In this manner hostilities were carried on, each commander impatiently waiting for reinforcements which should enable him to act offensively. How both were disappointed, and how other events hitherto unnoticed, bore upon the plans of each, must be the subject of another book.
OBSERVATIONS.
1º. “War is not a conjectural art.” Massena forgetting this, assumed that the allies would not make a stand in front of Lisbon, and that the militia would not venture to attack Coimbra, but the battle of Busaco and the capture of his hospitals evinced the soundness of the maxim. Again, he conjectured that the English would re-embark if pressed; the Lines put an end to his dream; yet once awake, he made war like a great man, proving more formidable with reduced means and in difficulties, than he had been when opportunity was rife and his numbers untouched. His stay at Santarem shews what thirty thousand additional men acting on the left bank of the Tagus could have done, had they arrived on the heights of Almada before admiral Berkeley’s error was discovered: the supply of provisions from Alemtejo and from Spain would then have been transferred from Lisbon to the French armies, and the fleet would have been driven from the Tagus; when, the misery of the inhabitants, the fears of the British cabinet, the machinations of the Patriarch, and the little chance of final success would probably have induced the British general to embark.
2º. It has been observed, that Massena, in the first week might have easily passed the Tagus, secured the resources of the Alemtejo, and sent the British fleet out of the port. This was not so practicable as it might at first sight appear. The rains were heavy; the fords impassable; the French had not boats sufficient for a bridge; a weak detachment would have been useless, a strong detachment would have been dangerous: to collect boats, cast a bridge, and raise the entrenchments necessary to defend it, in the face of the allied forces, would have been neither a safe nor certain operation; moreover, Massena would then have relinquished the certain aid of the ninth for the uncertain assistance of the fifth corps.
3º. Lord Wellington conjecturing the French to be in full retreat, had like to have received a severe check at Santarem; he recovered himself in time, and with this exception, it would be difficult to support essential objections to his operations: yet, many have been urged, as that, he might have straightened the enemy’s quarters more effectually at Santarem; and that Hill’s corps, passing through Abrantes, could have destroyed the bridges at Punhete, and lining the Zezere cut off Massena’s reinforcements, and obliged him to abandon his positions or even to capitulate. This last idea, advanced at the time by colonel Squires, an engineer of great zeal and ability, perfectly acquainted with the localities, merits examination.
As a simple operation it was feasible, but the results were not so certain; the Lines of Almada being unfinished, the rashness of leaving the Tagus unguarded, before an enemy who possessed eighty large boats, exclusive of those forming the bridges on the Zezere, is apparent; Hill’s corps must then have been replaced, and the army before Santarem would have been so weak as to invite a concentrated attack, to the great danger of the Torres Vedras Lines. Nor was the forcing of the French works at Punhete a matter of certainty; the ground was strong, there were two bridges over the Zezere, and the sixth corps, being within a short march, might, by passing at Martinchel, have taken Hill in flank.

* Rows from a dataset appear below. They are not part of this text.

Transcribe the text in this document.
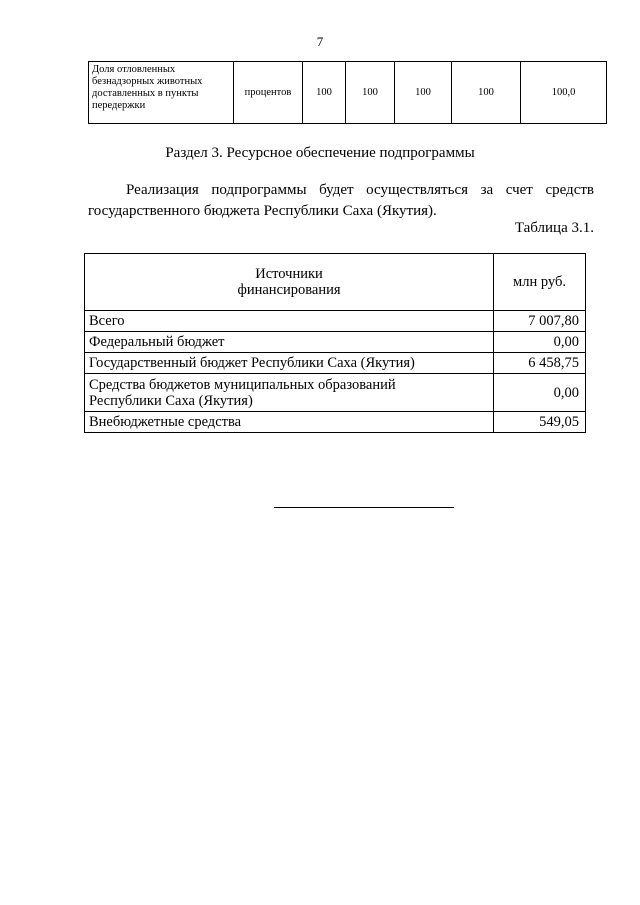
7
Доля отловленных безнадзорных животных доставленных в пункты передержки	процентов	100	100	100	100	100,0
Раздел 3. Ресурсное обеспечение подпрограммы
Реализация подпрограммы будет осуществляться за счет средств государственного бюджета Республики Саха (Якутия).
Таблица 3.1.
Источники финансирования	млн руб.
Всего	7 007,80
Федеральный бюджет	0,00
Государственный бюджет Республики Саха (Якутия)	6 458,75

Средства бюджетов муниципальных образований Республики Саха (Якутия)	0,00
Внебюджетные средства	549,05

4º. The same officer, at a later period, miscalculating the enemy’s numbers at thirty thousand men, and the allies at more than seventy thousand regulars, proposed that Beresford should cross the Tagus at Azingha, behind the Almonda, and march upon Golegao, while lord Wellington, concentrating at Rio Mayor, pushed upon Torres Novas. It was no common head that conceived this project, by which seventy thousand men would, in a single march, have been placed in the midst of the enemy’s extended quarters; but the hand of Napoleon could scarcely have launched such a thunder-bolt. Massena had still fifty thousand fighting-men; the boats from Abrantes must have been brought down, to pass the Tagus; the concentration of troops at Rio Mayor could scarcely have escaped the enemy’s notice; exact concert, in point of time, was essential, yet the eighth corps could have held the allies in check on the Alviella, while Reynier, from Santarem, and Ney, from Thomar, crushed Beresford between the Almonda and the Tagus: moreover the roads about Tremes were nearly impassable from rain during December; in January, Soult, of whose operations I shall speak in the next book, was menacing the Alemtejo, and a disaster happening to the allies would have relieved the enemy’s difficulties, when nothing else could. A campaign is like other works of art; accessaries, however splendid, must be rejected when not conducive to the main object. That judgement, which duly classes the value of every feasible operation, is the best quality of a general, and lord Wellington possessed it in a remarkable degree; to it, his genius and his courage were both subservient; without it he might have performed many brilliant exploits in the Peninsula, but could never have conducted the war to a successful end.